Learning Sensorimotor Primitives of Sequential Manipulation Tasks from Visual Demonstrations

TL;DR

This paper introduces a neural network framework that learns both low-level and high-level manipulation policies directly from raw visual demonstrations, enabling robots to perform complex sequential tasks without manual annotations.

Contribution

It presents a novel approach to learn sensorimotor primitives for sequential manipulation tasks directly from raw videos, combining low-level control and high-level decision-making.

Findings

Efficient learning from real visual demonstrations.

Outperforms existing imitation learning algorithms.

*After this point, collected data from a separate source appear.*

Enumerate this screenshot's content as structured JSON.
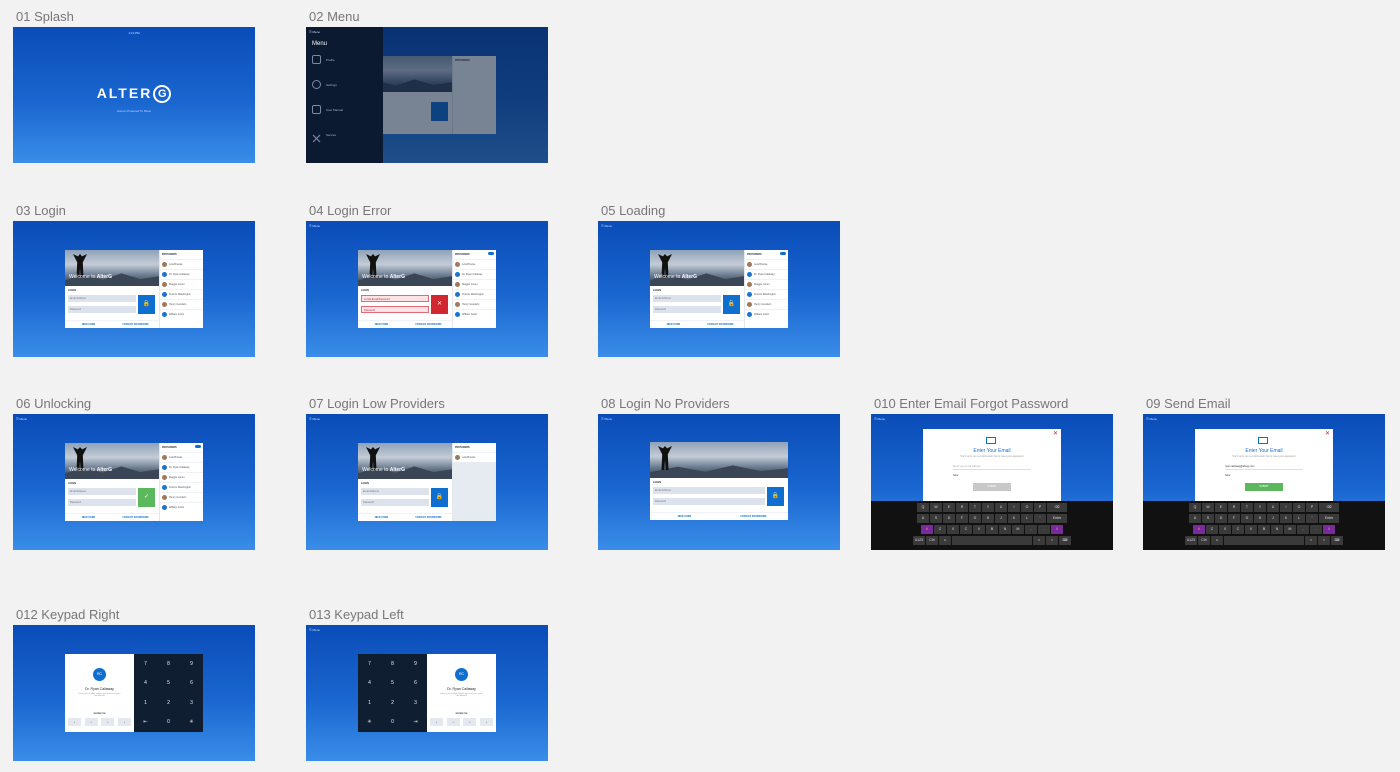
{
  "artboards": {
    "a01": "01 Splash",
    "a02": "02 Menu",
    "a03": "03 Login",
    "a04": "04 Login Error",
    "a05": "05 Loading",
    "a06": "06 Unlocking",
    "a07": "07 Login Low Providers",
    "a08": "08 Login No Providers",
    "a10": "010 Enter Email Forgot Password",
    "a09": "09 Send Email",
    "a12": "012 Keypad Right",
    "a13": "013 Keypad Left"
  },
  "splash": {
    "status": "1:13 PM",
    "logo": "ALTER",
    "logo_g": "G",
    "tagline": "Human Powered To Move"
  },
  "topbar": {
    "label": "☰ Menu"
  },
  "menu": {
    "title": "Menu",
    "items": [
      "Profile",
      "Settings",
      "User Manual",
      "Service"
    ]
  },
  "login": {
    "welcome_prefix": "Welcome to",
    "welcome_brand": "AlterG",
    "providers_title": "PROVIDERS",
    "login_label": "LOGIN",
    "email_placeholder": "Email Address",
    "password_placeholder": "Password",
    "error_email": "Invalid Email/Password",
    "go_icon": "🔒",
    "error_icon": "✕",
    "ok_icon": "✓",
    "new_user": "NEW USER",
    "forgot": "FORGOT PASSWORD",
    "providers": [
      "Lola Brooke",
      "Dr. Ryan Callaway",
      "Maggie Jones",
      "Francis Washington",
      "Henry Goodwin",
      "William Grant"
    ],
    "low_providers": [
      "Lola Brooke"
    ]
  },
  "email_modal": {
    "title": "Enter Your Email",
    "desc": "We'll send you a confirmation link to reset your password",
    "placeholder": "Enter your email address",
    "filled_value": "ryan.callaway@alterg.com",
    "note": "Note:",
    "button": "SUBMIT"
  },
  "keyboard": {
    "row1": [
      "Q",
      "W",
      "E",
      "R",
      "T",
      "Y",
      "U",
      "I",
      "O",
      "P",
      "⌫"
    ],
    "row2": [
      "A",
      "S",
      "D",
      "F",
      "G",
      "H",
      "J",
      "K",
      "L",
      "\"",
      "Enter"
    ],
    "row3": [
      "⇧",
      "Z",
      "X",
      "C",
      "V",
      "B",
      "N",
      "M",
      ",",
      ".",
      "⇧"
    ],
    "row4": [
      "&123",
      "Ctrl",
      "☺",
      "",
      "<",
      ">",
      "⌨"
    ]
  },
  "keypad": {
    "keys": [
      "7",
      "8",
      "9",
      "4",
      "5",
      "6",
      "1",
      "2",
      "3",
      "⇤",
      "0",
      "✳"
    ],
    "keys_left": [
      "7",
      "8",
      "9",
      "4",
      "5",
      "6",
      "1",
      "2",
      "3",
      "✳",
      "0",
      "⇥"
    ],
    "avatar": "RC",
    "name": "Dr. Ryan Callaway",
    "message": "Enter your 4-digit unique pin to access your dashboard",
    "pin_label": "ENTER PIN",
    "dots": [
      "•",
      "•",
      "•",
      "•"
    ]
  }
}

Successfully handles complex sequential manipulation tasks.

Abstract

This work aims to learn how to perform complex robot manipulation tasks that are composed of several, consecutively executed low-level sub-tasks, given as input a few visual demonstrations of the tasks performed by a person. The sub-tasks consist of moving the robot's end-effector until it reaches a sub-goal region in the task space, performing an action, and triggering the next sub-task when a pre-condition is met. Most prior work in this domain has been concerned with learning only low-level tasks, such as hitting a ball or reaching an object and grasping it. This paper describes a new neural network-based framework for learning simultaneously low-level policies as well as high-level policies, such as deciding which object to pick next or where to place it relative to other objects in the scene. A key feature of the proposed approach is that the policies are learned directly from raw videos of task demonstrations, without any manual annotation or post-processing of the data. Empirical results on object manipulation tasks with a robotic arm show that the proposed network can efficiently learn from real visual demonstrations to perform the tasks, and outperforms popular imitation learning algorithms.